Some of the layouts I found were:
ł t s k j f . e u '
r c n w m , z a o i
l d b p g ż * ę y h
Sfb: 1.116%
Dsfb: 7.935%
Finger Speed: 5.798
[0.382, 0.543, 0.806, 1.507, 0.578, 0.602, 0.734, 0.646]
Scissors: 0.291%
Inrolls: 23.094%
Outrolls: 23.163%
Total Rolls: 46.258%
Onehands: 1.086%
Alternates: 35.394%
Alternates (sfs): 9.812%
Total Alternates: 45.206%
Redirects: 3.277%
Bad Redirects: 0.182%
Total Redirects: 3.459%
Bad Sfbs: 0.541%,
Sft: 0.011%
This rcnw
variant, which besides the relatively wonky left pinky seems pretty amazing. Both high rolls and high alternation with very low redirects, but it's got relatively high finger speed. As far as I've seen though, it appears to be very difficult to suppress that much further.
ż t r w p f . e y '
s c n k m l z a o i
g d ł b j , * ę u h
Sfb: 1.025%
Dsfb: 8.153%
Finger Speed: 5.631
[0.261, 0.543, 0.433, 1.581, 0.831, 0.602, 0.734, 0.646]
Scissors: 0.541%
Inrolls: 26.256%
Outrolls: 21.175%
Total Rolls: 47.431%
Onehands: 1.155%
Alternates: 33.333%
Alternates (sfs): 9.484%
Total Alternates: 42.817%
Redirects: 4.611%
Bad Redirects: 0.244%
Total Redirects: 4.855%
Bad Sfbs: 0.477%,
Sft: 0.012%
This scnk
variant, which has slightly higher scissors but less sfbs, and should be another sound option. It does have g
on the bottom row however, which is the case because gd
occurs around 0.06%. You could probably move g
to top row and be completely fine though.

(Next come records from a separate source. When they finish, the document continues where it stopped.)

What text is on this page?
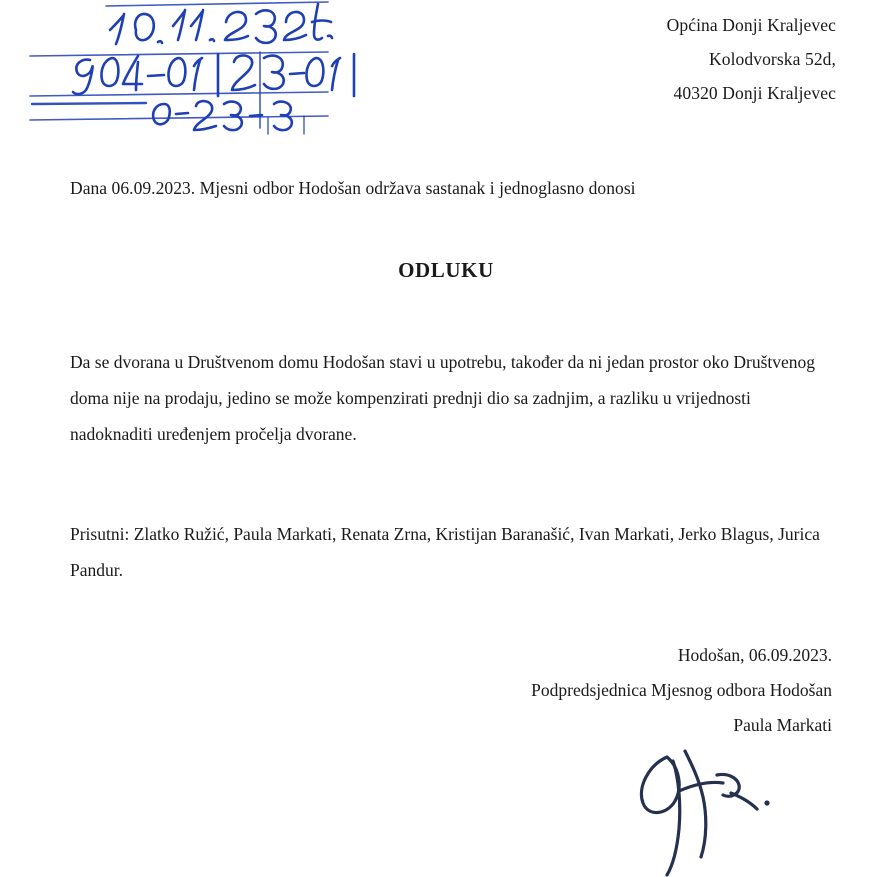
Općina Donji Kraljevec
Kolodvorska 52d,
40320 Donji Kraljevec
Dana 06.09.2023. Mjesni odbor Hodošan održava sastanak i jednoglasno donosi
ODLUKU
Da se dvorana u Društvenom domu Hodošan stavi u upotrebu, također da ni jedan prostor oko Društvenog doma nije na prodaju, jedino se može kompenzirati prednji dio sa zadnjim, a razliku u vrijednosti nadoknaditi uređenjem pročelja dvorane.
Prisutni: Zlatko Ružić, Paula Markati, Renata Zrna, Kristijan Baranašić, Ivan Markati, Jerko Blagus, Jurica Pandur.
Hodošan, 06.09.2023.
Podpredsjednica Mjesnog odbora Hodošan
Paula Markati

Any thoughts? I might play around with it tomorrow. By the the way, may keyboard layout playground has Polish too now, so you can play around with these (or any other layouts posted here) over there as well. Good luck yall!
Hi. I used your bigram data and layouts, and improved my layout basing on this, while trying to change it as little as possible to don't have to learn new from scratch again :P I also corrected few fingers for pressing keys for more accurate representation of layout. fwyr nowy.txt
@O-X-E-Y is this analyzer only for ortho keyboards?
btw it lacks ó and ź
The analyzer currently only supports 3x10, but the heatmap it uses is made for rowstag so it does optimize for that (angle mod specifically). Also ó
and ź
are there, that's what the accent key is for
Pretty nice. Maybe I use one of your layouts? I checked mine and it's just worse so I'm going to start pain of learning again :P I may also check results of your layouts in KLA so we can compare it to Ian's and find which is best.
Ian needs to redo ... the problem is that KLA does not support "magic diacritic keys" like Oxey's analyzer.... only AltGr style.
scnk in KLA scores similar to ian10, so it looks like your layouts are close to ideal. scnk
Just stepping back into this exchange after some time away (Halloween costume complete!). Is there still an interest in running the Engram protocol on excerpts from the Polish corpus to optimize Engram for Polish?
Ian and oxey optimized it close to limit, so if it would take a lot of effort it's not neccesary.
I am wary of standard optimization criteria when it comes to evaluating comfortable rather than efficient typing, but if you are happy with it, that's great!
Is it hard to get engram layout for language like polish? I created my layout based on engram, but maybe it can be further optimized.